Bridging Loops in Disaster Recovery Designs
One of the readers commenting the ideas in my Disaster Recovery and Failure Domains blog post effectively said “In an active/passive DR scenario, having L3 DCI separation doesn’t protect you from STP loop/flood in your active DC, so why do you care?”
He’s absolutely right - if you have a cold disaster recovery site, it doesn’t matter if it’s bombarded by a gazillion flooded packets per second… but how often do you have a cold recovery site?
Most organizations big enough to have more than one data center site are not willing to treat the second site as a pure insurance policy. Sometimes they run development or test workloads in the second site, sometimes they split the workloads into two groups and run them primarily in one of the sites, using the second site as DR site for that particular workload.

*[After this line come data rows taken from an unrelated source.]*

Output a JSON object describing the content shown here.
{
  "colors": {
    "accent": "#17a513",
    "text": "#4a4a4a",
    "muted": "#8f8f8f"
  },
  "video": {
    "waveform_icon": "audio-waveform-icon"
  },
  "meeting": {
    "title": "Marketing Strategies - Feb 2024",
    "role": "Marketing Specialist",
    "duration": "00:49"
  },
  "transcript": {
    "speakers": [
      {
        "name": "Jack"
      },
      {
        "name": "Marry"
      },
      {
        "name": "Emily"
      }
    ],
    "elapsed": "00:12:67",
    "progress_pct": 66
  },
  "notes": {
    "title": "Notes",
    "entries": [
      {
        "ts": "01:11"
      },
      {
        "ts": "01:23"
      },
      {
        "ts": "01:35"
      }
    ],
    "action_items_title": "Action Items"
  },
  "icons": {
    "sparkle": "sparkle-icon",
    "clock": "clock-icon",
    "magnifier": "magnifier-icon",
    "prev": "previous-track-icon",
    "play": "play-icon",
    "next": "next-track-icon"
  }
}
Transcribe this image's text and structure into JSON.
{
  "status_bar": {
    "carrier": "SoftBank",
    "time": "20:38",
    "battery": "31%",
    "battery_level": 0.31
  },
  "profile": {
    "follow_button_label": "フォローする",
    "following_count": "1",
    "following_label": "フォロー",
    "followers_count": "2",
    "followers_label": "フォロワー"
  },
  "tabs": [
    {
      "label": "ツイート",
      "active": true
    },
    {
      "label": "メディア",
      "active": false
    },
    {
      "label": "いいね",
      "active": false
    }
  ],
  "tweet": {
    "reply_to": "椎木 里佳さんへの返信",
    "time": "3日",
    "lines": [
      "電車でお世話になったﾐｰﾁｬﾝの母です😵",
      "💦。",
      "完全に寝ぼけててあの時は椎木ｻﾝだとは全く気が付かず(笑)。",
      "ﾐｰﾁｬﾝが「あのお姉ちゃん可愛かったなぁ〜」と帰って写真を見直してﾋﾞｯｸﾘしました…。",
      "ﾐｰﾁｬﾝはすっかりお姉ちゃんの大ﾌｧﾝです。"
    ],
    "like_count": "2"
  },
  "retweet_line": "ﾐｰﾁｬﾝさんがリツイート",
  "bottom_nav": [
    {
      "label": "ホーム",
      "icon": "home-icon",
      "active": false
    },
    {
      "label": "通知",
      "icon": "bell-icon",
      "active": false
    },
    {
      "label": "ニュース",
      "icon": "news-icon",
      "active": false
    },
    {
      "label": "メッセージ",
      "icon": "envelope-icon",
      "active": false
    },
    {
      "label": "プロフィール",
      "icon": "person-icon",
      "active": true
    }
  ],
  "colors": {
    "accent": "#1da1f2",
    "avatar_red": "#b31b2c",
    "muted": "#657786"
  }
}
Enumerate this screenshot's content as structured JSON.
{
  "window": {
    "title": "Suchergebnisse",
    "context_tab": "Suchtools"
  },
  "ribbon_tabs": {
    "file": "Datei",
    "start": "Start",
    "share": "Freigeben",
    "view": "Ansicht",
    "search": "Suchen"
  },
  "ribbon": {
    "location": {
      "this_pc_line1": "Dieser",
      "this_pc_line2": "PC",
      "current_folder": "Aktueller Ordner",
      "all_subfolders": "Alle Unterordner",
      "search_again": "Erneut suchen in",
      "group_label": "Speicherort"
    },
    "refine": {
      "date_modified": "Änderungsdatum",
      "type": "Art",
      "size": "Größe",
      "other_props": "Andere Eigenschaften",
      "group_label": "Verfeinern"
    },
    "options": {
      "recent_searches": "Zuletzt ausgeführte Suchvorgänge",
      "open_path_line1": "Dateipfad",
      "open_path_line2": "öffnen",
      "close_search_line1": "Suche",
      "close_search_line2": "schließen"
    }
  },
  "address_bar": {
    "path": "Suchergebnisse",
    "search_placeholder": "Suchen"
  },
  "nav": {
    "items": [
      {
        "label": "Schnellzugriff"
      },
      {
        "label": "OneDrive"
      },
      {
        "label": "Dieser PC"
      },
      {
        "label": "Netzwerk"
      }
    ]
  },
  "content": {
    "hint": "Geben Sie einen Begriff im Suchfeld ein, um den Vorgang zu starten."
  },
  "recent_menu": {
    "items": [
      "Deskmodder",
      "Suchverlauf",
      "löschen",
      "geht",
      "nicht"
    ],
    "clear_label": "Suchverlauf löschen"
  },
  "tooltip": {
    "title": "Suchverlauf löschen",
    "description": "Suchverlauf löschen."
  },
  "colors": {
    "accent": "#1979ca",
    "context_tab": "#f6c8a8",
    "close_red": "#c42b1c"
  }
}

Do I have to mention how safe it is to have development environment bridged into production site? I know someone who tried to configure link bonding on Windows server and ended up bridging the two uplinks (and bringing down the whole data center). Or how a bridging loop in one data center kills not only everything running there but also all the workload in the healthy site? Unfortunately I know a customer who tested this concept in real life with expected results…
The situation is even worse when someone gets the wonderful idea of stretching the same VLANs across more than two sites (no surprise: some data center vendors are very keen to tell you how to do that with their gear)… now a bridging loop anywhere in your environment brings down multiple sites.
Long story short: as someone once said “friends don’t let friends stretch layer-2 across data centers.”